The judging is taking place at the EIT's Centre of Viticulture and Wine and among the judging line-up are two international judging guests, Dr Sue Bastion from Adelaide and Patrick Comiskey from Los Angeles.

Chairman of judges and Trinity Hill chief winemaker Warren Gibson said that when putting the team together he wanted to ensure word about the high standards being achieved within Hawke's Bay wine making reached the country's biggest export market.

Through strong demand for Marlborough sauvignon blanc and Otago's pinot noir wine exports to the US were running near the half-billion dollar mark.


"By leveraging off New Zealand's growing popularity in the United States we have a huge opportunity to educate and increase sales for Hawke's Bay wine and get them just as excited about our chardonnay, merlot/cabernet sauvignon and syrah wines," Mr Gibson said.
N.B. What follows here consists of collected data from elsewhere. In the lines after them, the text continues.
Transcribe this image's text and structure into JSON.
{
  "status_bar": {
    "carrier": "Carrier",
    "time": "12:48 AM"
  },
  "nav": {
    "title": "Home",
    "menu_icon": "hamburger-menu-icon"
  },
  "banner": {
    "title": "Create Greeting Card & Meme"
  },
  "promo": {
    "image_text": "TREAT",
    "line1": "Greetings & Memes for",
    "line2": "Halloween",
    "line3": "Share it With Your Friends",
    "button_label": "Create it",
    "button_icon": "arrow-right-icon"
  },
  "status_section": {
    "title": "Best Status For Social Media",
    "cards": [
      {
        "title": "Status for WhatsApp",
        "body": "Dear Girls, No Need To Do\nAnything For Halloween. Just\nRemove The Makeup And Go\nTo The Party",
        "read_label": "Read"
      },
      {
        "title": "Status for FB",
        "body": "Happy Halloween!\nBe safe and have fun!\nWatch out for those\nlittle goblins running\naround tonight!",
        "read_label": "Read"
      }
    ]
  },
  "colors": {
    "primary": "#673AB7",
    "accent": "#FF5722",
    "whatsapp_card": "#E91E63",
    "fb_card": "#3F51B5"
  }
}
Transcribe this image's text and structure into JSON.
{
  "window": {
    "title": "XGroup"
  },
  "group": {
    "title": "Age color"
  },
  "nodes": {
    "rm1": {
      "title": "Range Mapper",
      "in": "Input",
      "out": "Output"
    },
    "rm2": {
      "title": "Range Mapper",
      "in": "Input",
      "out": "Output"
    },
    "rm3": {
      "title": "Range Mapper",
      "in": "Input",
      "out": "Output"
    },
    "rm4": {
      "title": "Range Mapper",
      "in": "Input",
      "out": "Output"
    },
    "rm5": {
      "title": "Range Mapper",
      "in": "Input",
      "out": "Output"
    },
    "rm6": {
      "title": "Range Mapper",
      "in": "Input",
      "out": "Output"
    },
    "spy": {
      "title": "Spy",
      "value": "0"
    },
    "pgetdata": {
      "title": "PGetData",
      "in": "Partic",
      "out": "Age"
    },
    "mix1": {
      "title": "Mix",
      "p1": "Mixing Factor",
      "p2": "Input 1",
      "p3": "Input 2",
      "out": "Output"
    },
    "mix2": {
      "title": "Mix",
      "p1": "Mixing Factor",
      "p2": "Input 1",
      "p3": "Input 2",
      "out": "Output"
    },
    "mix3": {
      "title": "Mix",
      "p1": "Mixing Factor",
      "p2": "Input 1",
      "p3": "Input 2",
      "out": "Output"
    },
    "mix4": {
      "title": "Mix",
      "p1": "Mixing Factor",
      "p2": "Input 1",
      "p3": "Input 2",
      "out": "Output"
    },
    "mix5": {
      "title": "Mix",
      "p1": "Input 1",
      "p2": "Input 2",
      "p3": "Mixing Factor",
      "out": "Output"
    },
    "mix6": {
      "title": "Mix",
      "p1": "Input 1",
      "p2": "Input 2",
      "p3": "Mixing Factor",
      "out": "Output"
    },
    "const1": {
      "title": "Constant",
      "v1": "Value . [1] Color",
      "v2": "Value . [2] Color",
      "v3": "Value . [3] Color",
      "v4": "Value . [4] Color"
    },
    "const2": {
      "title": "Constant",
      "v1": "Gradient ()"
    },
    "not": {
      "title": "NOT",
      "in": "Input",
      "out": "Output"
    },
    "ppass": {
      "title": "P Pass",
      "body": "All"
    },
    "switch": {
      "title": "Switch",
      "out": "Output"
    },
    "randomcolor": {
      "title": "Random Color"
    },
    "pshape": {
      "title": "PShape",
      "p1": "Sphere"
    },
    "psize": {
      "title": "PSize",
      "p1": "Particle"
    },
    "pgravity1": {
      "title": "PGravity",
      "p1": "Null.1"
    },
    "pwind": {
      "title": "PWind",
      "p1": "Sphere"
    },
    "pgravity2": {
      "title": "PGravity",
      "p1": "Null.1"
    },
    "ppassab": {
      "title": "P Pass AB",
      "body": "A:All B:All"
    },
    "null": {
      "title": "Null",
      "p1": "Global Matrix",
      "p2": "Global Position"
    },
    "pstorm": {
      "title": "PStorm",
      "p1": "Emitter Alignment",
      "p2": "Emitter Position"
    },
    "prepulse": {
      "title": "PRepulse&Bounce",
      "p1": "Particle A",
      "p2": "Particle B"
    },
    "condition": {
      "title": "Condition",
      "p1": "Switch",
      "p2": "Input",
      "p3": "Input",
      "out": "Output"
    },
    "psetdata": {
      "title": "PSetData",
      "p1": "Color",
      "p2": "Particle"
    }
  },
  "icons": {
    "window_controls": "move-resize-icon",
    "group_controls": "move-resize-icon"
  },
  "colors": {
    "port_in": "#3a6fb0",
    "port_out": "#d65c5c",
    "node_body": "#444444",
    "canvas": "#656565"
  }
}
The region had also been set in a fine position by mother nature after enjoying four exceptional vintages in a row.

"From the 2013 reds coming of age to the young and fresh early 2016 whites the region is showcasing an outstanding range of wines."

Mr Gibson said as well as championing Hawke's Bay's impressive wine story the annual awards were also crucial for supporting future growth, expanding knowledge and providing education opportunities for the region's wine industry.

The international judges would also be spending time meeting and working with winemakers and students during their visit.

Dr Bastion, who owns a small winemaking business, has been a wine researcher and educator for 14 years and is a regular judge at leading events in Australia.

She has written more than 60 scientific, peer-reviewed publications on viticulture, oenology, and sensory and consumer science.

Mr Comiskey, who is the wine writer for the Los Angeles Times and several leading magazine publications, is an instructor in wine business at the University of California.

The other judges are Hawke's Bay's Rod Easthope, Ant McKenzie, Richard Tollenaar and Yvonne Lorking, Marlborough's Huw Kinch, Emma Jenkins from Taupo, Murray Cook and EIT students Lucas Perry and Lydia Hartshorne.

This year's awards, now in their 16th year and the largest regional awards event in the country, will see a few changes.

One is in the scoring system which used to be based on a possible 20 points.

That had now been set at rankings using 100 points which fall into line with international standards, and this year's show will be the first in the country to use the system.

All wines which secure a gold medal rating will go into the competition for the overall Champion Wine trophy in the varietal classes.

There will also be a new class in the form of the Langley Twigg Hawke's Bay A&P Society Champion Wine of Provenance. This class recognises wines which reflect their region, lineage and longevity.
The awards dinner will be staged at the Waikoko Gardens at Showgrounds Hawke's Bay on October 18.